Актриса с поэтом разыграли сцену, спели, он вновь читал стихи, музыканты взяли инструменты, кто-то танцевал, а Редмонд рисовал, рисовал, рисовал…
Очнулся он от тишины. Танцовщицы, скрипачка, гобой, поэт-драматург и сама Амандия сгрудились вокруг его табурета. Редмонд откинулся, опираясь спиной на чей-то живот, и оглядел законченный рисунок. Гордая королева надменно смотрела на подданных, и корона сверкала в ее волосах.
– Когда начинается вернисаж? – поинтересовался поэт-драматург.
– В десять утра, – и сообразив, к чему тот клонит, грустно усмехнулся: – рисунок углем в галерею Мартиш-Холла? Помилуйте, меня засмеют. Нужно быть по меньшей мере Ви Данчи, чтобы твой набросок взяли в такое место.
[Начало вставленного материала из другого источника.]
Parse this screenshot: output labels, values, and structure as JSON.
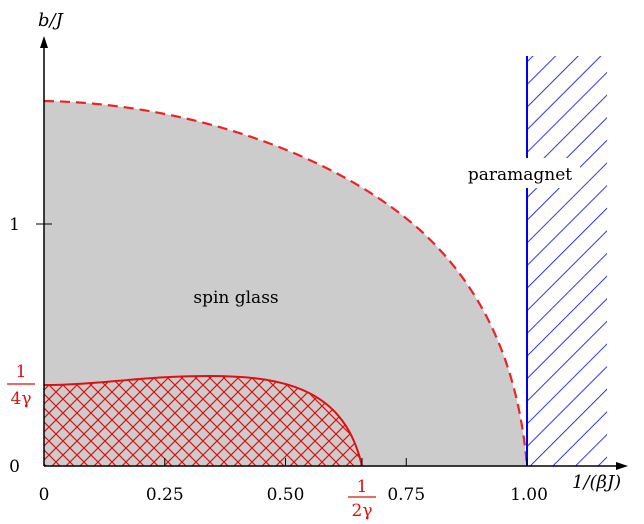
{
  "axes": {
    "x_label": "1/(βJ)",
    "y_label": "b/J",
    "x_ticks": [
      {
        "value": 0,
        "label": "0"
      },
      {
        "value": 0.25,
        "label": "0.25"
      },
      {
        "value": 0.5,
        "label": "0.50"
      },
      {
        "value": 0.75,
        "label": "0.75"
      },
      {
        "value": 1.0,
        "label": "1.00"
      }
    ],
    "y_ticks": [
      {
        "value": 0,
        "label": "0"
      },
      {
        "value": 1,
        "label": "1"
      }
    ]
  },
  "special_ticks": {
    "x": {
      "value": 0.6667,
      "numerator": "1",
      "denominator": "2γ"
    },
    "y": {
      "value": 0.333,
      "numerator": "1",
      "denominator": "4γ"
    }
  },
  "regions": {
    "spin_glass": {
      "label": "spin glass",
      "fill": "#cccccc"
    },
    "paramagnet": {
      "label": "paramagnet",
      "hatch_color": "#0000ee",
      "x_start": 1.0
    },
    "hatched_low": {
      "hatch_color": "#dd1111"
    }
  },
  "boundary": {
    "style": "dashed",
    "color": "#ee2222",
    "y_at_zero": 1.52,
    "x_at_zero": 1.0
  },
  "colors": {
    "axis": "#000000",
    "red": "#dd1111",
    "blue": "#0000ee"
  }
}
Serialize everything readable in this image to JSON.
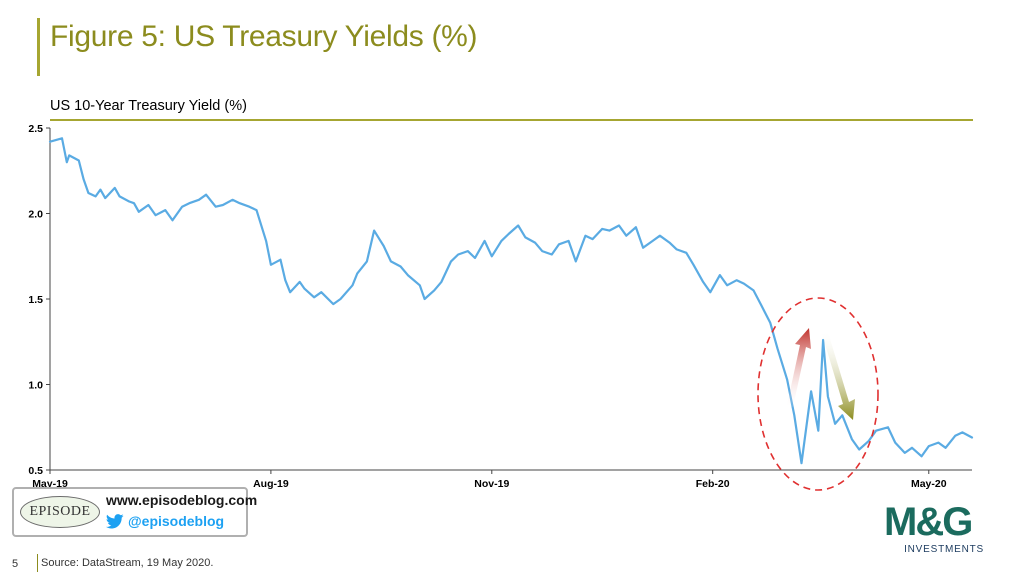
{
  "slide": {
    "title": "Figure 5: US Treasury Yields (%)",
    "page_number": "5",
    "source": "Source: DataStream, 19 May 2020."
  },
  "branding": {
    "episode_logo_text": "EPISODE",
    "blog_url": "www.episodeblog.com",
    "blog_handle": "@episodeblog",
    "twitter_icon": "twitter-bird-icon",
    "mg_logo_text": "M&G",
    "mg_logo_subtext": "INVESTMENTS",
    "brand_color": "#1b6b5e",
    "accent_color": "#a6a631"
  },
  "chart_data": {
    "type": "line",
    "title": "US 10-Year Treasury Yield (%)",
    "xlabel": "",
    "ylabel": "",
    "ylim": [
      0.5,
      2.5
    ],
    "yticks": [
      0.5,
      1.0,
      1.5,
      2.0,
      2.5
    ],
    "ytick_labels": [
      "0.5",
      "1.0",
      "1.5",
      "2.0",
      "2.5"
    ],
    "xtick_labels": [
      "May-19",
      "Aug-19",
      "Nov-19",
      "Feb-20",
      "May-20"
    ],
    "xtick_dates": [
      "2019-05-01",
      "2019-08-01",
      "2019-11-01",
      "2020-02-01",
      "2020-05-01"
    ],
    "x_range": [
      "2019-05-01",
      "2020-05-19"
    ],
    "grid": false,
    "legend": "none",
    "series_color": "#5aabe3",
    "series": [
      {
        "name": "",
        "x": [
          "2019-05-01",
          "2019-05-06",
          "2019-05-08",
          "2019-05-09",
          "2019-05-13",
          "2019-05-15",
          "2019-05-17",
          "2019-05-20",
          "2019-05-22",
          "2019-05-24",
          "2019-05-28",
          "2019-05-30",
          "2019-06-03",
          "2019-06-05",
          "2019-06-07",
          "2019-06-11",
          "2019-06-14",
          "2019-06-18",
          "2019-06-21",
          "2019-06-25",
          "2019-06-28",
          "2019-07-02",
          "2019-07-05",
          "2019-07-09",
          "2019-07-12",
          "2019-07-16",
          "2019-07-19",
          "2019-07-23",
          "2019-07-26",
          "2019-07-30",
          "2019-08-01",
          "2019-08-05",
          "2019-08-07",
          "2019-08-09",
          "2019-08-13",
          "2019-08-15",
          "2019-08-19",
          "2019-08-22",
          "2019-08-27",
          "2019-08-30",
          "2019-09-04",
          "2019-09-06",
          "2019-09-10",
          "2019-09-13",
          "2019-09-17",
          "2019-09-20",
          "2019-09-24",
          "2019-09-27",
          "2019-10-02",
          "2019-10-04",
          "2019-10-08",
          "2019-10-11",
          "2019-10-15",
          "2019-10-18",
          "2019-10-22",
          "2019-10-25",
          "2019-10-29",
          "2019-11-01",
          "2019-11-05",
          "2019-11-08",
          "2019-11-12",
          "2019-11-15",
          "2019-11-19",
          "2019-11-22",
          "2019-11-26",
          "2019-11-29",
          "2019-12-03",
          "2019-12-06",
          "2019-12-10",
          "2019-12-13",
          "2019-12-17",
          "2019-12-20",
          "2019-12-24",
          "2019-12-27",
          "2019-12-31",
          "2020-01-03",
          "2020-01-07",
          "2020-01-10",
          "2020-01-14",
          "2020-01-17",
          "2020-01-21",
          "2020-01-24",
          "2020-01-28",
          "2020-01-31",
          "2020-02-04",
          "2020-02-07",
          "2020-02-11",
          "2020-02-14",
          "2020-02-18",
          "2020-02-21",
          "2020-02-25",
          "2020-02-28",
          "2020-03-03",
          "2020-03-06",
          "2020-03-09",
          "2020-03-11",
          "2020-03-13",
          "2020-03-16",
          "2020-03-18",
          "2020-03-20",
          "2020-03-23",
          "2020-03-26",
          "2020-03-30",
          "2020-04-02",
          "2020-04-06",
          "2020-04-09",
          "2020-04-14",
          "2020-04-17",
          "2020-04-21",
          "2020-04-24",
          "2020-04-28",
          "2020-05-01",
          "2020-05-05",
          "2020-05-08",
          "2020-05-12",
          "2020-05-15",
          "2020-05-19"
        ],
        "values": [
          2.42,
          2.44,
          2.3,
          2.34,
          2.31,
          2.2,
          2.12,
          2.1,
          2.14,
          2.09,
          2.15,
          2.1,
          2.07,
          2.06,
          2.01,
          2.05,
          1.99,
          2.02,
          1.96,
          2.04,
          2.06,
          2.08,
          2.11,
          2.04,
          2.05,
          2.08,
          2.06,
          2.04,
          2.02,
          1.84,
          1.7,
          1.73,
          1.61,
          1.54,
          1.6,
          1.56,
          1.51,
          1.54,
          1.47,
          1.5,
          1.58,
          1.65,
          1.72,
          1.9,
          1.81,
          1.72,
          1.69,
          1.64,
          1.58,
          1.5,
          1.55,
          1.6,
          1.72,
          1.76,
          1.78,
          1.74,
          1.84,
          1.75,
          1.84,
          1.88,
          1.93,
          1.86,
          1.83,
          1.78,
          1.76,
          1.82,
          1.84,
          1.72,
          1.87,
          1.85,
          1.91,
          1.9,
          1.93,
          1.87,
          1.92,
          1.8,
          1.84,
          1.87,
          1.83,
          1.79,
          1.77,
          1.7,
          1.6,
          1.54,
          1.64,
          1.58,
          1.61,
          1.59,
          1.55,
          1.47,
          1.36,
          1.21,
          1.03,
          0.82,
          0.54,
          0.75,
          0.96,
          0.73,
          1.26,
          0.93,
          0.77,
          0.82,
          0.68,
          0.62,
          0.67,
          0.73,
          0.75,
          0.66,
          0.6,
          0.63,
          0.58,
          0.64,
          0.66,
          0.63,
          0.7,
          0.72,
          0.69
        ]
      }
    ],
    "annotations": {
      "highlight_ellipse_color": "#e03030",
      "up_arrow_color": "#c0302a",
      "down_arrow_color": "#8c8c1e"
    }
  }
}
– Дорогой мой, что ты теряешь? Ты уже всё потерял. Что страшного случится, если ты придешь завтра сразу после открытия и повесишь портрет госпожи Амандии Рухан среди выглаженных пасторалей и наивных дев с кувшинами? Разве что кого-нибудь хватит удар от такого наглого святотатства! – захохотал поэт.
Ночь в Галерке – тот же день, только приходится жечь лампы. Дети здесь привыкли спать при оперных ариях и бурных дискуссиях о влиянии философии прагматизма на новое искусство синематографии. Вот и сейчас сын музыкантов давно сопел в углу на родительской кровати, а вокруг бегали, спорили, привели некоего невзрачного типа с картоном, очистили стол… У кого-то в соседнем доме нашли закрепитель… Редмонд даже не понял, что его самого уложили рядом с мальчишкой, но быстро провалился в сон.
Его растолкали, когда комната наполнилась серым утренним светом. На столе лежала широкая, завернутая в старую простынь конструкция. Редмонда провели в ванную, оделили мылом и ветхим полотенцем, а когда вернулся в комнату, ему выдали белую сорочку – воротник в меру обтрепан, манжеты чуть желтоваты. На кровати лежал его же выглаженный жилет, и… серебристый бархатный сюртук?